「グッド・ウィル・ハンティング」
天才的な頭脳など持ち合わせていなくても、自分の中に硬くて小さな殻を持っている人は沢山いると思うのです。
「百本の映画を見るよりも一人の友人に出会うことで得られる驚きの方が刺激的だ。」
と言った友人と
「僕は映画を信じている。本当の人生は映画の中にこそあるのだから。」
と言った映画監督がいました。
数字や時間に追われ自分の気持ちを思うように伝えられない現実と、映画の中の現実と、どちらが僕にとっての「小さな殻」なのか?宝石のように散りばめられた印象的な台詞の一つ一つを味わいながら、そんな事をずっと考えていました。
類まれな才能と、不幸な境遇を背負った若者は自ら「小さな殻」に閉じこもり、他者との関わりを意識的に遮断します。明晰な頭脳をもってしても、解き明かすことのできない(容易でない)、もしくは解き明かすことに意味がないものが存在するということを知ってか知らずか。

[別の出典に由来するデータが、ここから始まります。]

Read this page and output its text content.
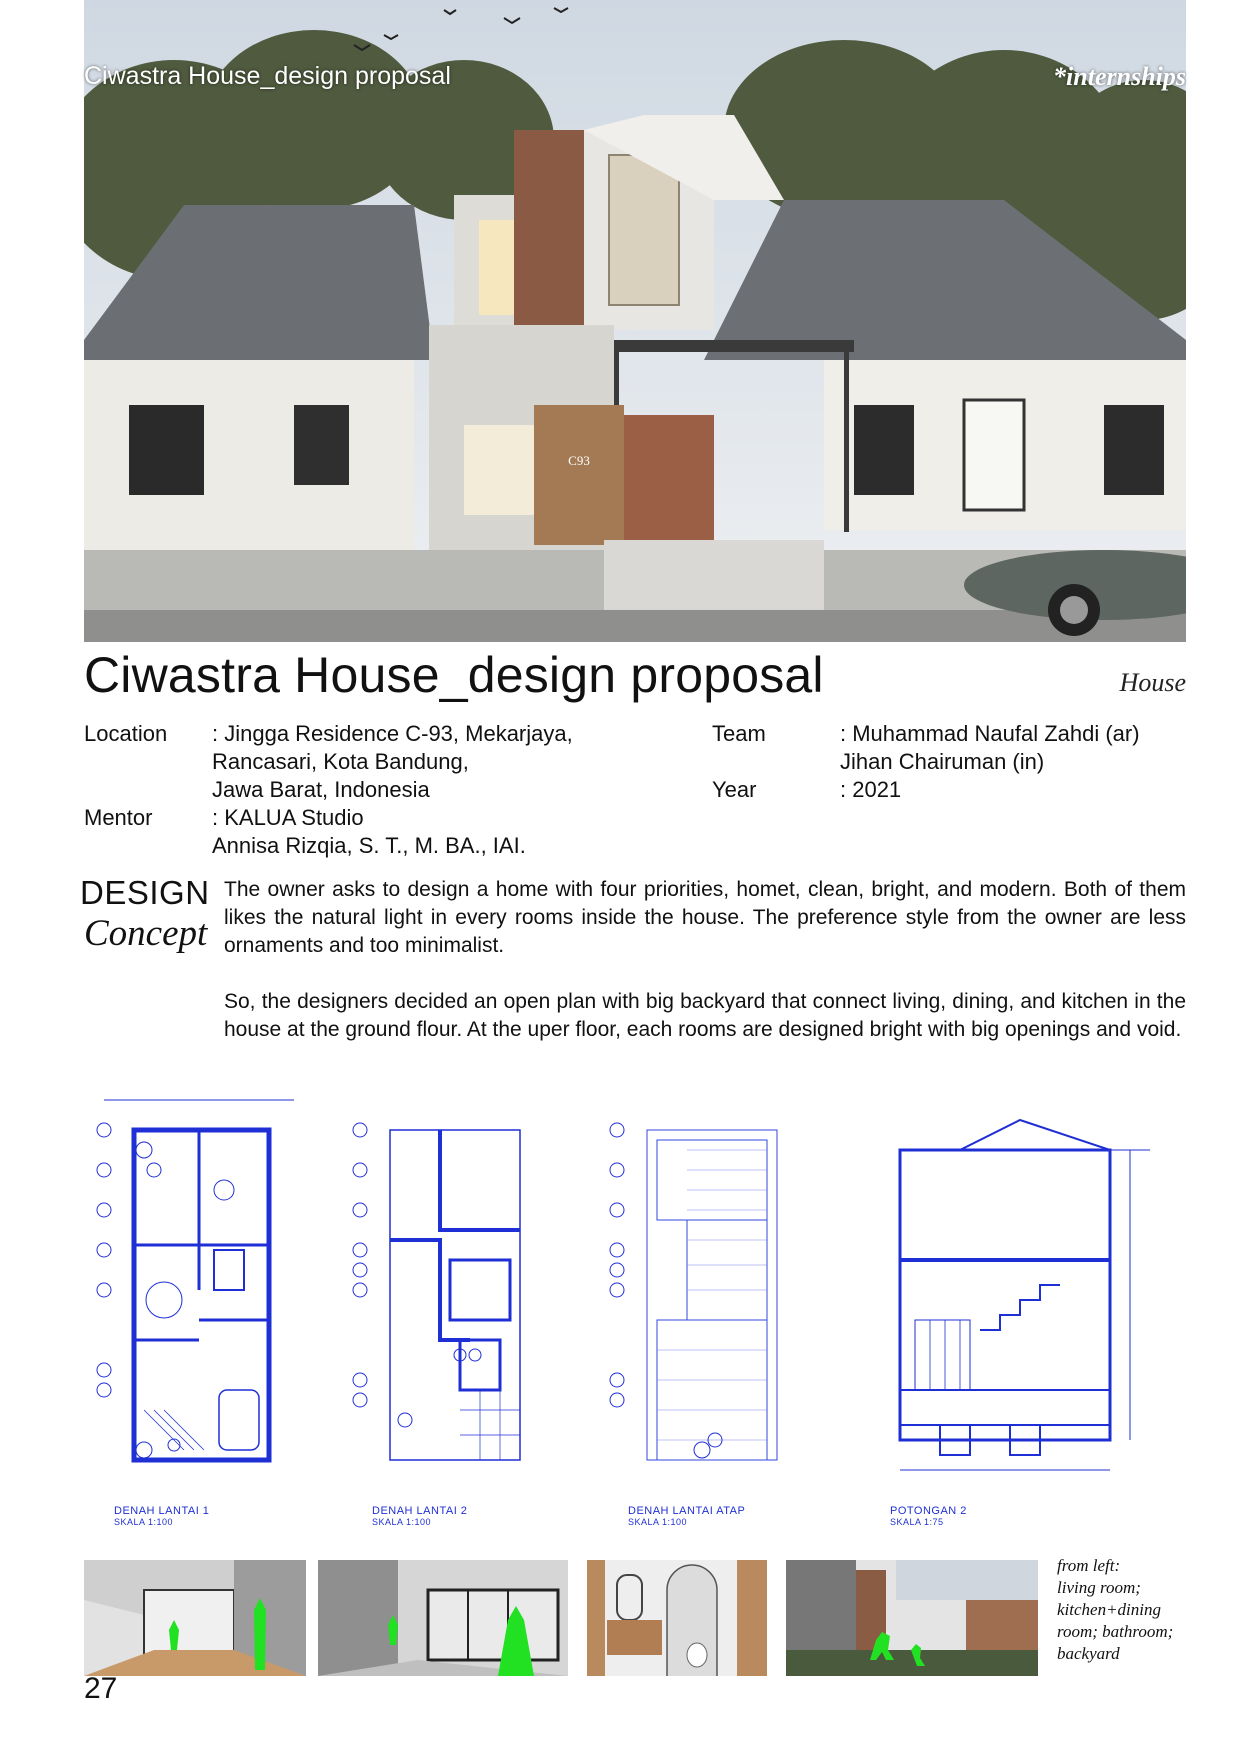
C93
Ciwastra House_design proposal	*internships
Ciwastra House_design proposal	House
Location : Jingga Residence C-93, Mekarjaya,
Rancasari, Kota Bandung,
Jawa Barat, Indonesia
Mentor	: KALUA Studio
Annisa Rizqia, S. T., M. BA., IAI.
Team	: Muhammad Naufal Zahdi (ar)
Jihan Chairuman (in)
Year	: 2021
DESIGN
Concept
The owner asks to design a home with four priorities, homet, clean, bright, and modern. Both of them likes the natural light in every rooms inside the house. The preference style from the owner are less ornaments and too minimalist.
So, the designers decided an open plan with big backyard that connect living, dining, and kitchen in the house at the ground flour. At the uper floor, each rooms are designed bright with big openings and void.
DENAH LANTAI 1
SKALA 1:100
DENAH LANTAI 2
SKALA 1:100
DENAH LANTAI ATAP
SKALA 1:100
POTONGAN 2
SKALA 1:75
from left:
living room;
kitchen+dining
room; bathroom;
backyard
27
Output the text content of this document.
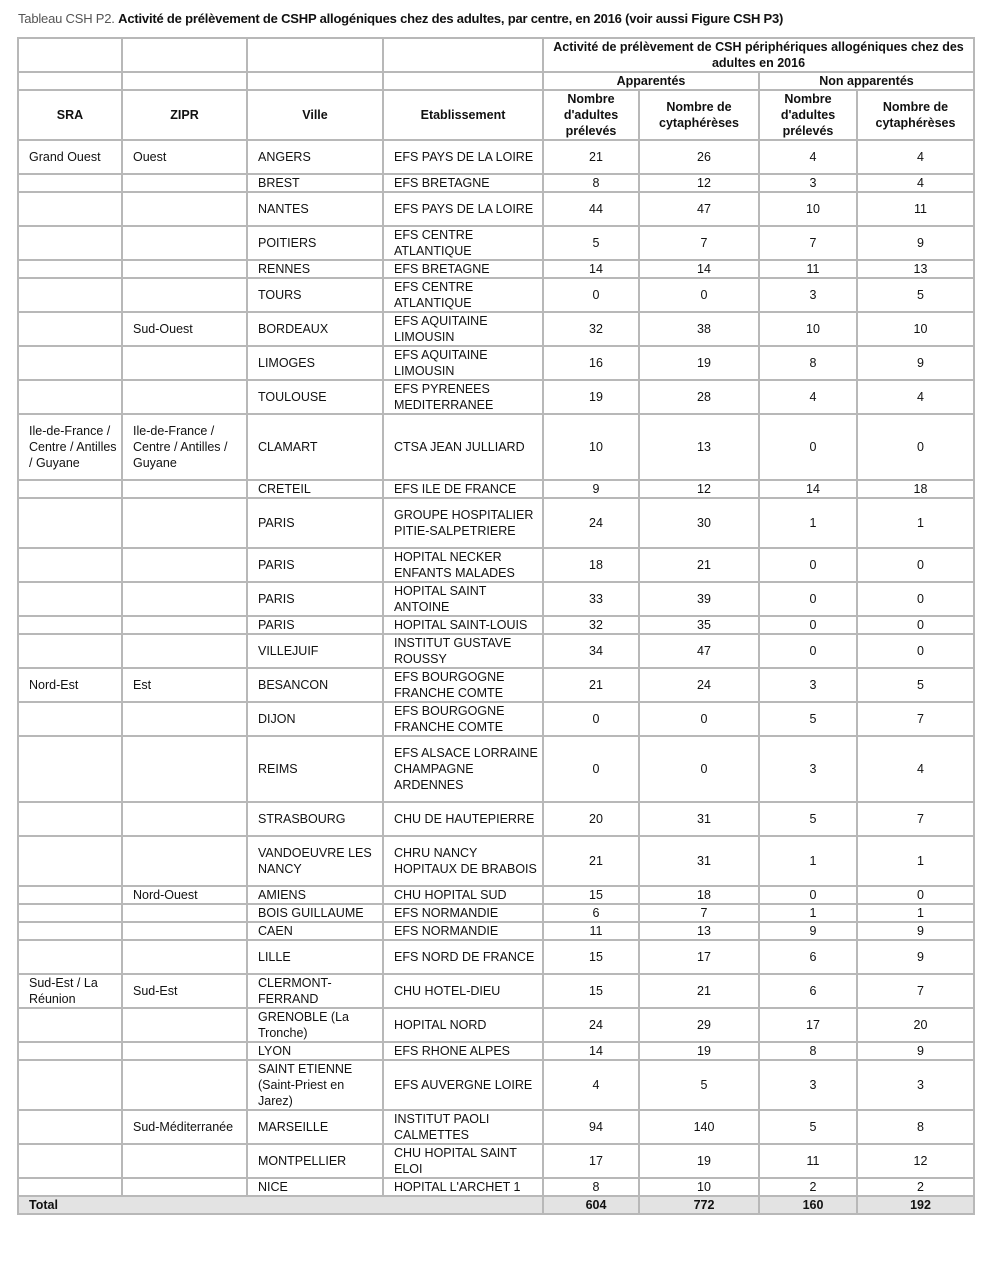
Tableau CSH P2. Activité de prélèvement de CSHP allogéniques chez des adultes, par centre, en 2016 (voir aussi Figure CSH P3)
				Activité de prélèvement de CSH périphériques allogéniques chez des adultes en 2016			
				Apparentés		Non apparentés	
SRA	ZIPR	Ville	Etablissement	Nombre d'adultes prélevés	Nombre de cytaphérèses	Nombre d'adultes prélevés	Nombre de cytaphérèses
Grand Ouest	Ouest	ANGERS	EFS PAYS DE LA LOIRE	21	26	4	4
		BREST	EFS BRETAGNE	8	12	3	4
		NANTES	EFS PAYS DE LA LOIRE	44	47	10	11
		POITIERS	EFS CENTRE ATLANTIQUE	5	7	7	9
		RENNES	EFS BRETAGNE	14	14	11	13
		TOURS	EFS CENTRE ATLANTIQUE	0	0	3	5
	Sud-Ouest	BORDEAUX	EFS AQUITAINE LIMOUSIN	32	38	10	10
		LIMOGES	EFS AQUITAINE LIMOUSIN	16	19	8	9
		TOULOUSE	EFS PYRENEES MEDITERRANEE	19	28	4	4
Ile-de-France / Centre / Antilles / Guyane	Ile-de-France / Centre / Antilles / Guyane	CLAMART	CTSA JEAN JULLIARD	10	13	0	0
		CRETEIL	EFS ILE DE FRANCE	9	12	14	18
		PARIS	GROUPE HOSPITALIER PITIE-SALPETRIERE	24	30	1	1
		PARIS	HOPITAL NECKER ENFANTS MALADES	18	21	0	0
		PARIS	HOPITAL SAINT ANTOINE	33	39	0	0
		PARIS	HOPITAL SAINT-LOUIS	32	35	0	0
		VILLEJUIF	INSTITUT GUSTAVE ROUSSY	34	47	0	0
Nord-Est	Est	BESANCON	EFS BOURGOGNE FRANCHE COMTE	21	24	3	5
		DIJON	EFS BOURGOGNE FRANCHE COMTE	0	0	5	7
		REIMS	EFS ALSACE LORRAINE CHAMPAGNE ARDENNES	0	0	3	4
		STRASBOURG	CHU DE HAUTEPIERRE	20	31	5	7
		VANDOEUVRE LES NANCY	CHRU NANCY HOPITAUX DE BRABOIS	21	31	1	1
	Nord-Ouest	AMIENS	CHU HOPITAL SUD	15	18	0	0
		BOIS GUILLAUME	EFS NORMANDIE	6	7	1	1
		CAEN	EFS NORMANDIE	11	13	9	9
		LILLE	EFS NORD DE FRANCE	15	17	6	9
Sud-Est / La Réunion	Sud-Est	CLERMONT-FERRAND	CHU HOTEL-DIEU	15	21	6	7
		GRENOBLE (La Tronche)	HOPITAL NORD	24	29	17	20
		LYON	EFS RHONE ALPES	14	19	8	9
		SAINT ETIENNE (Saint-Priest en Jarez)	EFS AUVERGNE LOIRE	4	5	3	3
	Sud-Méditerranée	MARSEILLE	INSTITUT PAOLI CALMETTES	94	140	5	8
		MONTPELLIER	CHU HOPITAL SAINT ELOI	17	19	11	12
		NICE	HOPITAL L'ARCHET 1	8	10	2	2
Total				604	772	160	192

彼のまわりには必死になってその事を彼に伝えようとしてくれる人々がいます。
まるで家族のように。
一番泣けた台詞は親友チャッキーの「一番のスリルは・・・・」
二番目はショーンの2回目のカウンセリングの台詞「ミケランジェロの壁画の匂いは・・・」
チャッキーはウィルを”Brother”と、ショーンは”Son”と呼んでいました。
整合性を求める科学とは違い、その存在自体、様々な矛盾を抱えている人間。
欠点が愛しかったり、好きなのに素直になれなかったり、親友だからこそ突き放したり・・・。人間はその寛容さでその矛盾すら(矛盾こそを)エネルギーに変えてしまうことができるようです。
その寛容さがあれば、きっと科学だって、彼に色々なことを語りかけてくれることでしょう。科学とヒューマニズムってそんなにかけ離れたものではないはずだから、もともとは。だから、彼はエンディングでどちらかだけを選択したのではなくて、両方を同時に、初めて自分のものにしたのだと思うのです。
「100本の映画」と「一人の友人」僕にとっても両方が同じくらいに大切です。